[<prev] [next>] [<thread-prev] [thread-next>] [day] [month] [year] [list]
Message-ID: <20150304050742.GA5418@blaptop>
Date: Wed, 4 Mar 2015 14:07:43 +0900
From: Minchan Kim <minchan@...nel.org>
To: Andrew Morton <akpm@...ux-foundation.org>
Cc: linux-mm@...ck.org, linux-kernel@...r.kernel.org,
Juneho Choi <juno.choi@....com>, Gunho Lee <gunho.lee@....com>,
Luigi Semenzato <semenzato@...gle.com>,
Dan Streetman <ddstreet@...e.org>,
Seth Jennings <sjennings@...iantweb.net>,
Nitin Gupta <ngupta@...are.org>,
Jerome Marchand <jmarchan@...hat.com>,
Sergey Senozhatsky <sergey.senozhatsky@...il.com>,
Joonsoo Kim <iamjoonsoo.kim@....com>,
opensource.ganesh@...il.com
Subject: Re: [PATCH v2 1/7] zsmalloc: decouple handle and object
Oops. I sent old version which had a bug Ganesh pointed out.
Sorry for that.
Please review this instead.
>From 2a9b47817988882ae3b1c84e0f3e53519be87caf Mon Sep 17 00:00:00 2001
From: Minchan Kim <minchan@...nel.org>
Date: Tue, 13 Jan 2015 10:37:16 +0900
Subject: [PATCH] zsmalloc: decouple handle and object
Currently, handle of zsmalloc encodes object's location directly
so it makes support of migration hard.
This patch decouples handle and object via adding indirect layer.
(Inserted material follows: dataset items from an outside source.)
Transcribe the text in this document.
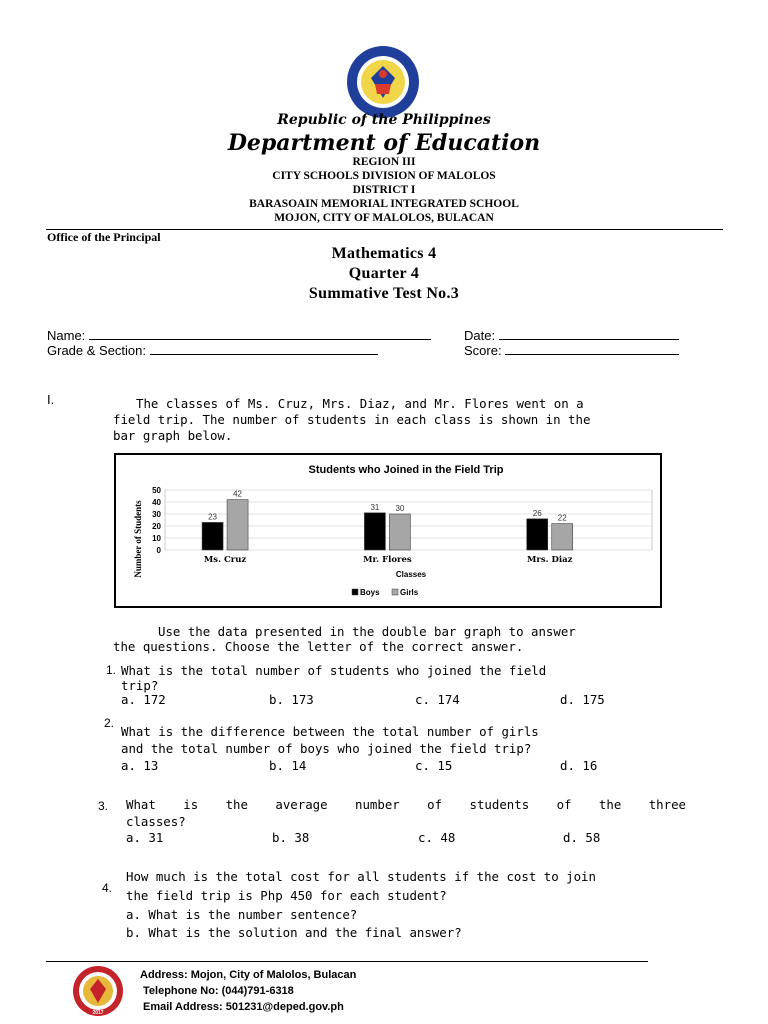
Republic of the Philippines
Department of Education
REGION III
CITY SCHOOLS DIVISION OF MALOLOS
DISTRICT I
BARASOAIN MEMORIAL INTEGRATED SCHOOL
MOJON, CITY OF MALOLOS, BULACAN
Office of the Principal
Mathematics 4
Quarter 4
Summative Test No.3
Name:	Date:
Grade & Section:	Score:
I.	The classes of Ms. Cruz, Mrs. Diaz, and Mr. Flores went on a
field trip. The number of students in each class is shown in the
bar graph below.
Students who Joined in the Field Trip
Number of Students	Classes
0
10
20
30
40
50
23
42
Ms. Cruz
31 30
Mr. Flores
26
22
Mrs. Diaz
Boys	Girls
Use the data presented in the double bar graph to answer
the questions. Choose the letter of the correct answer.
1. What is the total number of students who joined the field
trip?
a. 172	b. 173	c. 174	d. 175
2.
What is the difference between the total number of girls
and the total number of boys who joined the field trip?
a. 13	b. 14	c. 15	d. 16
3. What is the average number of students of the three
classes?
a. 31	b. 38	c. 48	d. 58
4.
How much is the total cost for all students if the cost to join
the field trip is Php 450 for each student?
a. What is the number sentence?
b. What is the solution and the final answer?
2017
Address: Mojon, City of Malolos, Bulacan
Telephone No: (044)791-6318
Email Address: 501231@deped.gov.ph
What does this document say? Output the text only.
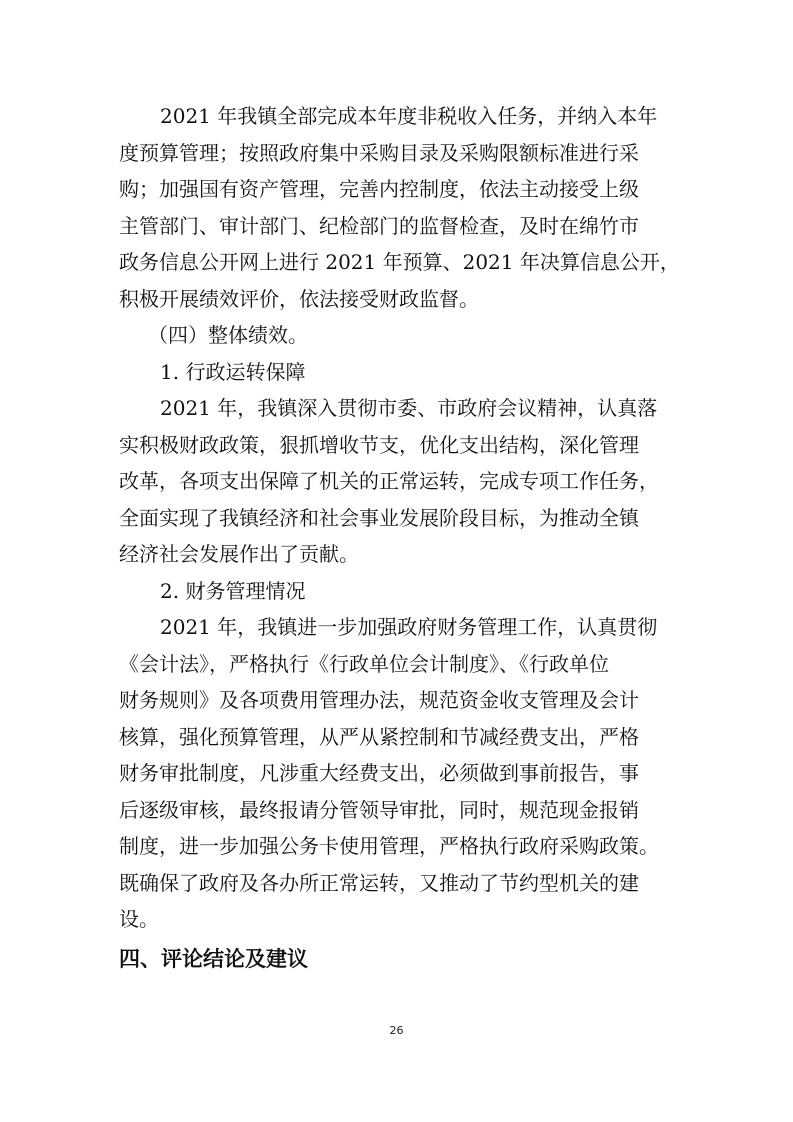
2021 年我镇全部完成本年度非税收入任务，并纳入本年
度预算管理；按照政府集中采购目录及采购限额标准进行采
购；加强国有资产管理，完善内控制度，依法主动接受上级
主管部门、审计部门、纪检部门的监督检查，及时在绵竹市
政务信息公开网上进行 2021 年预算、2021 年决算信息公开，
积极开展绩效评价，依法接受财政监督。
（四）整体绩效。
1. 行政运转保障
2021 年，我镇深入贯彻市委、市政府会议精神，认真落
实积极财政政策，狠抓增收节支，优化支出结构，深化管理
改革，各项支出保障了机关的正常运转，完成专项工作任务，
全面实现了我镇经济和社会事业发展阶段目标，为推动全镇
经济社会发展作出了贡献。
2. 财务管理情况
2021 年，我镇进一步加强政府财务管理工作，认真贯彻
《会计法》，严格执行《行政单位会计制度》、《行政单位
财务规则》及各项费用管理办法，规范资金收支管理及会计
核算，强化预算管理，从严从紧控制和节减经费支出，严格
财务审批制度，凡涉重大经费支出，必须做到事前报告，事
后逐级审核，最终报请分管领导审批，同时，规范现金报销
制度，进一步加强公务卡使用管理，严格执行政府采购政策。
既确保了政府及各办所正常运转，又推动了节约型机关的建
设。
四、评论结论及建议
26
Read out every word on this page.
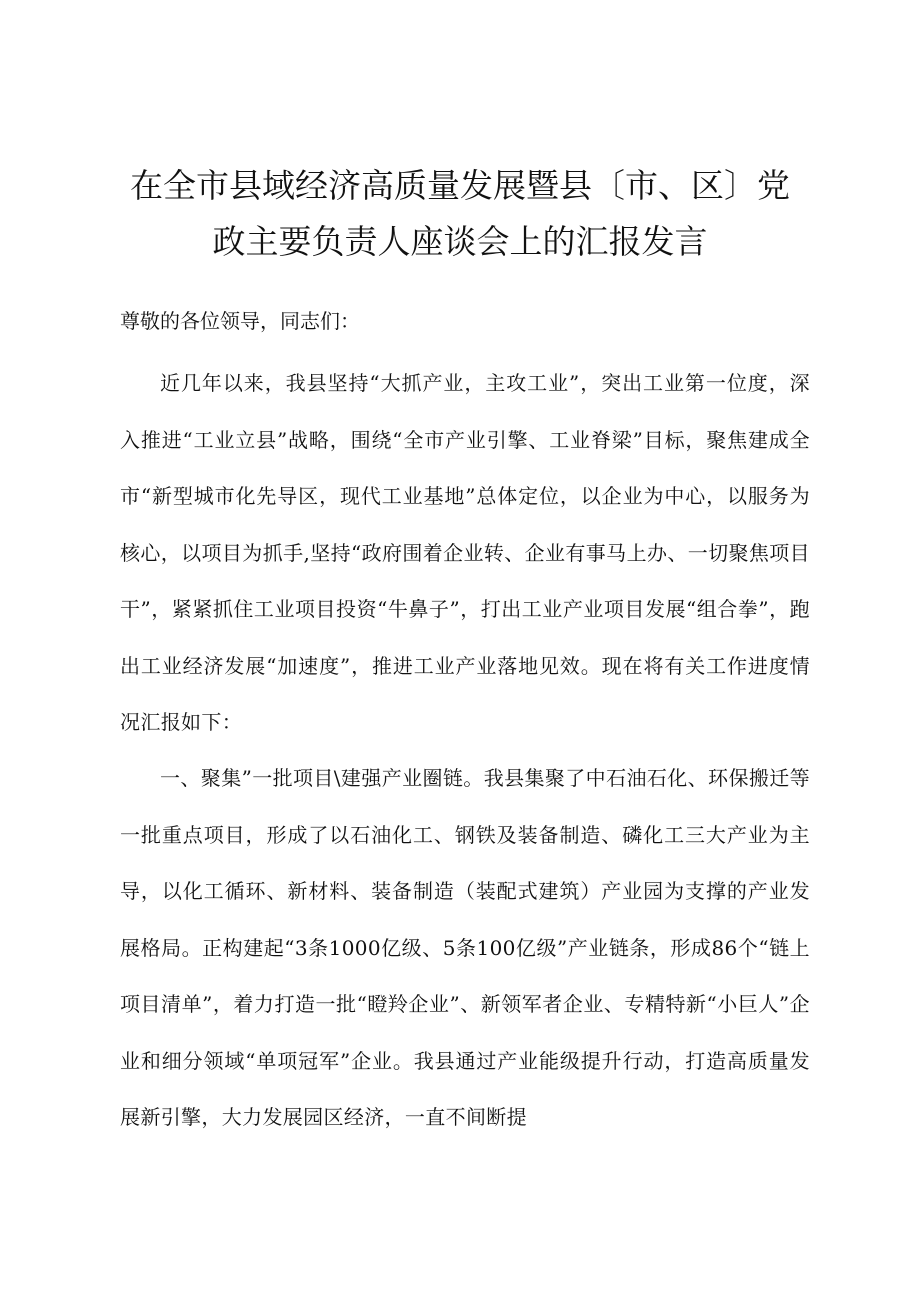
在全市县域经济高质量发展暨县〔市、区〕党
政主要负责人座谈会上的汇报发言

尊敬的各位领导，同志们：

近几年以来，我县坚持“大抓产业，主攻工业”，突出工业第一位度，深入推进“工业立县”战略，围绕“全市产业引擎、工业脊梁”目标，聚焦建成全市“新型城市化先导区，现代工业基地”总体定位，以企业为中心，以服务为核心，以项目为抓手,坚持“政府围着企业转、企业有事马上办、一切聚焦项目干”，紧紧抓住工业项目投资“牛鼻子”，打出工业产业项目发展“组合拳”，跑出工业经济发展“加速度”，推进工业产业落地见效。现在将有关工作进度情况汇报如下：

一、聚集”一批项目\建强产业圈链。我县集聚了中石油石化、环保搬迁等一批重点项目，形成了以石油化工、钢铁及装备制造、磷化工三大产业为主导，以化工循环、新材料、装备制造（装配式建筑）产业园为支撑的产业发展格局。正构建起“3条1000亿级、5条100亿级”产业链条，形成86个“链上项目清单”，着力打造一批“瞪羚企业”、新领军者企业、专精特新“小巨人”企业和细分领域“单项冠军”企业。我县通过产业能级提升行动，打造高质量发展新引擎，大力发展园区经济，一直不间断提
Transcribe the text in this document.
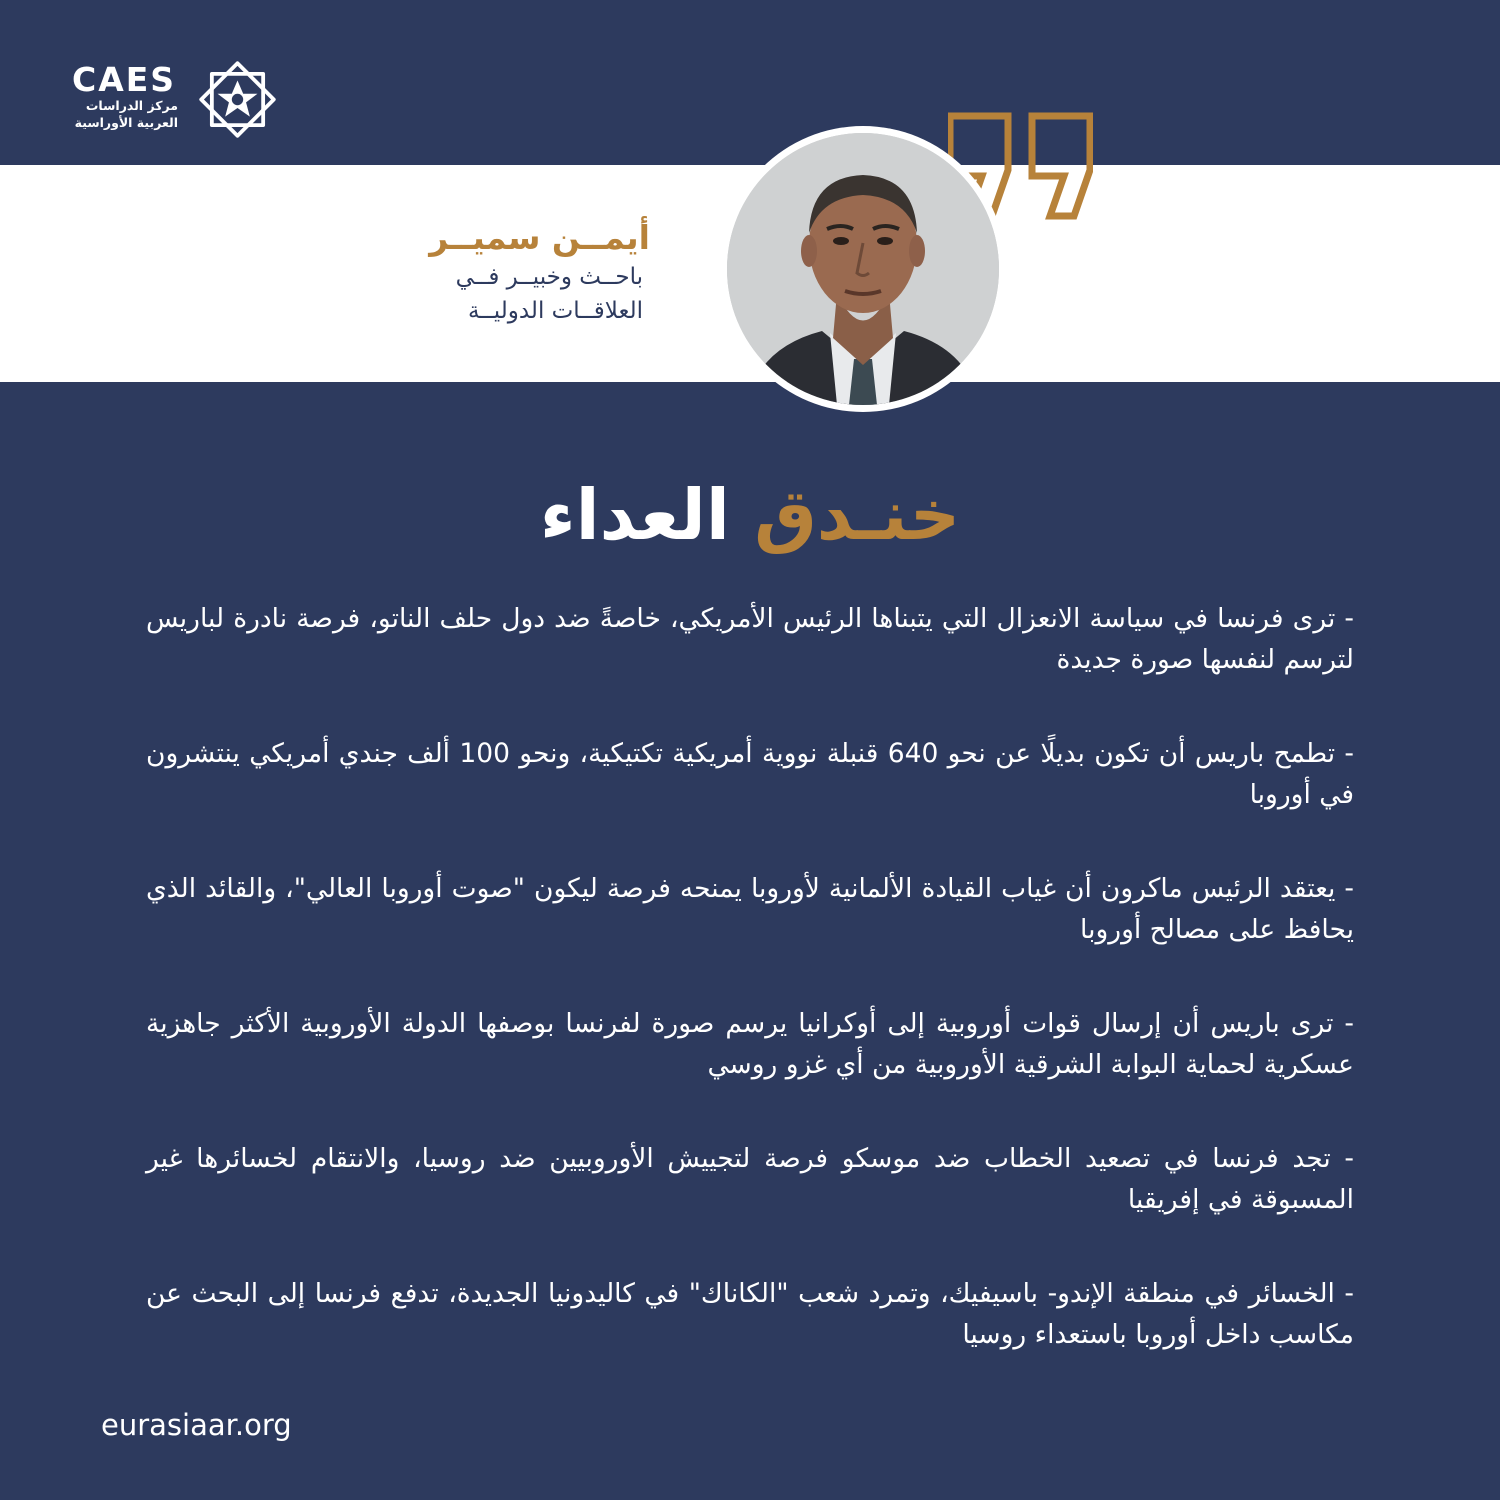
CAES
مركز الدراسات
العربية الأوراسية
أيمــن سميــر
باحــث وخبيــر فــي
العلاقــات الدوليــة
خنـدق العداء
- ترى فرنسا في سياسة الانعزال التي يتبناها الرئيس الأمريكي، خاصةً ضد دول حلف الناتو، فرصة نادرة لباريس لترسم لنفسها صورة جديدة
- تطمح باريس أن تكون بديلًا عن نحو 640 قنبلة نووية أمريكية تكتيكية، ونحو 100 ألف جندي أمريكي ينتشرون في أوروبا
- يعتقد الرئيس ماكرون أن غياب القيادة الألمانية لأوروبا يمنحه فرصة ليكون "صوت أوروبا العالي"، والقائد الذي يحافظ على مصالح أوروبا
- ترى باريس أن إرسال قوات أوروبية إلى أوكرانيا يرسم صورة لفرنسا بوصفها الدولة الأوروبية الأكثر جاهزية عسكرية لحماية البوابة الشرقية الأوروبية من أي غزو روسي
- تجد فرنسا في تصعيد الخطاب ضد موسكو فرصة لتجييش الأوروبيين ضد روسيا، والانتقام لخسائرها غير المسبوقة في إفريقيا
- الخسائر في منطقة الإندو- باسيفيك، وتمرد شعب "الكاناك" في كاليدونيا الجديدة، تدفع فرنسا إلى البحث عن مكاسب داخل أوروبا باستعداء روسيا
eurasiaar.org
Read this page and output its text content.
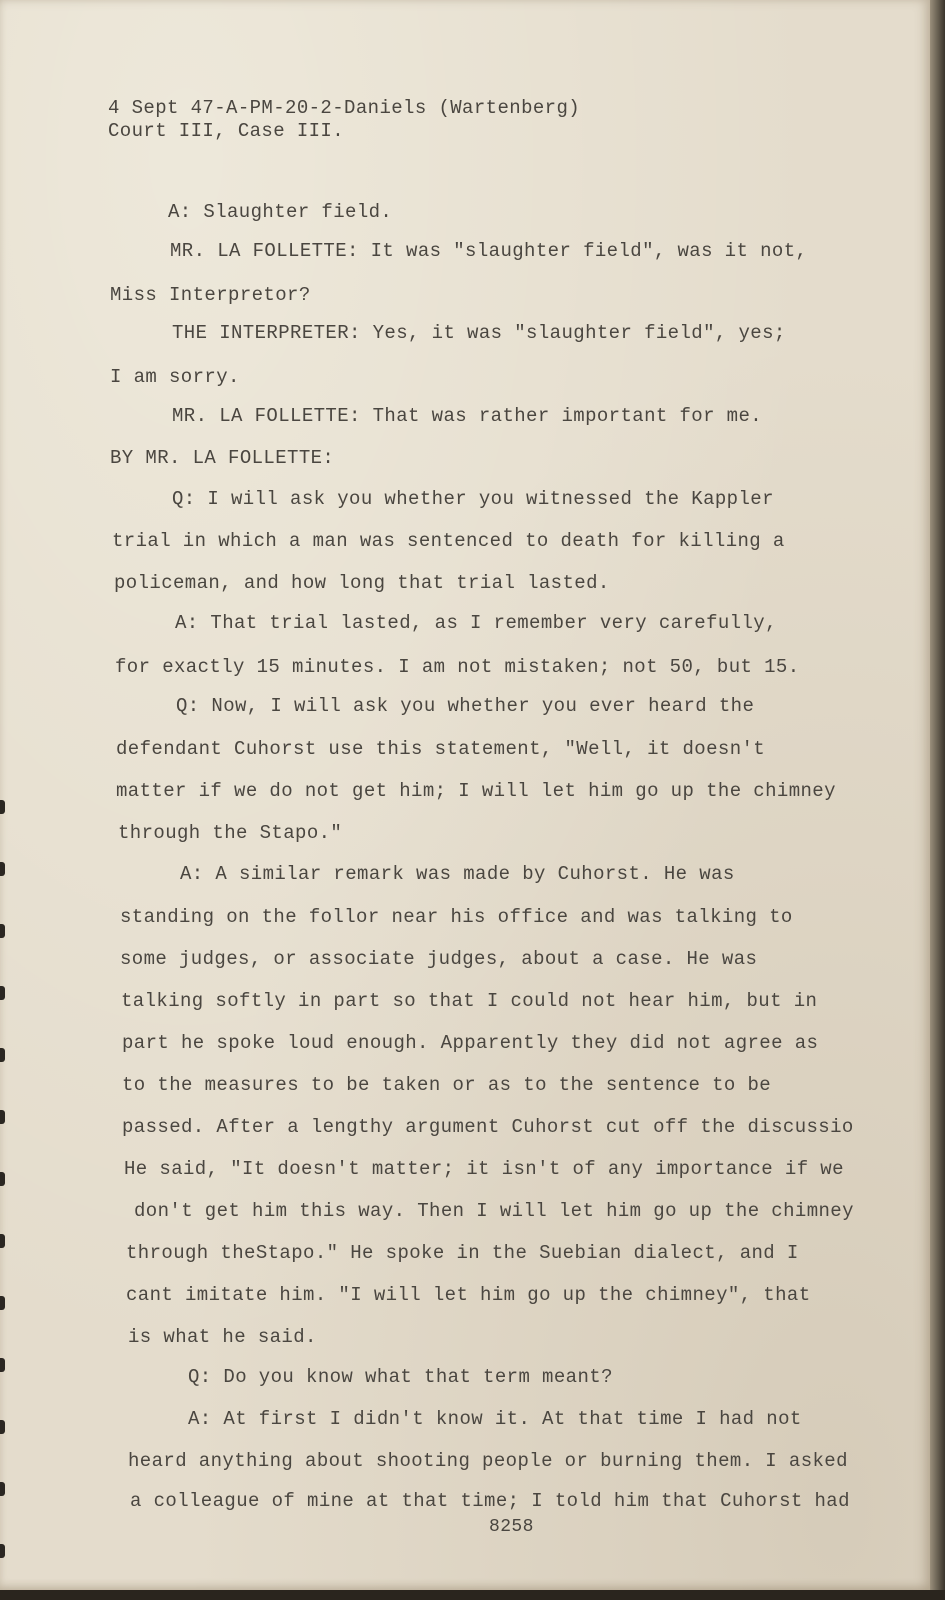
4 Sept 47-A-PM-20-2-Daniels (Wartenberg)
Court III, Case III.
A: Slaughter field.
MR. LA FOLLETTE: It was "slaughter field", was it not,
Miss Interpretor?
THE INTERPRETER: Yes, it was "slaughter field", yes;
I am sorry.
MR. LA FOLLETTE: That was rather important for me.
BY MR. LA FOLLETTE:
Q: I will ask you whether you witnessed the Kappler
trial in which a man was sentenced to death for killing a
policeman, and how long that trial lasted.
A: That trial lasted, as I remember very carefully,
for exactly 15 minutes. I am not mistaken; not 50, but 15.
Q: Now, I will ask you whether you ever heard the
defendant Cuhorst use this statement, "Well, it doesn't
matter if we do not get him; I will let him go up the chimney
through the Stapo."
A: A similar remark was made by Cuhorst. He was
standing on the follor near his office and was talking to
some judges, or associate judges, about a case. He was
talking softly in part so that I could not hear him, but in
part he spoke loud enough. Apparently they did not agree as
to the measures to be taken or as to the sentence to be
passed. After a lengthy argument Cuhorst cut off the discussio
He said, "It doesn't matter; it isn't of any importance if we
don't get him this way. Then I will let him go up the chimney
through theStapo." He spoke in the Suebian dialect, and I
cant imitate him. "I will let him go up the chimney", that
is what he said.
Q: Do you know what that term meant?
A: At first I didn't know it. At that time I had not
heard anything about shooting people or burning them. I asked
a colleague of mine at that time; I told him that Cuhorst had
8258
For that, it allocates handle dynamically and returns it to user.
The handle is the address allocated by slab allocation so it's
unique and we could keep object's location in the memory space
allocated for handle.
With it, we can change object's position without changing handle
itself.
Signed-off-by: Minchan Kim <minchan@...nel.org>
---
mm/zsmalloc.c | 126 +++++++++++++++++++++++++++++++++++++++++++++-------------
1 file changed, 98 insertions(+), 28 deletions(-)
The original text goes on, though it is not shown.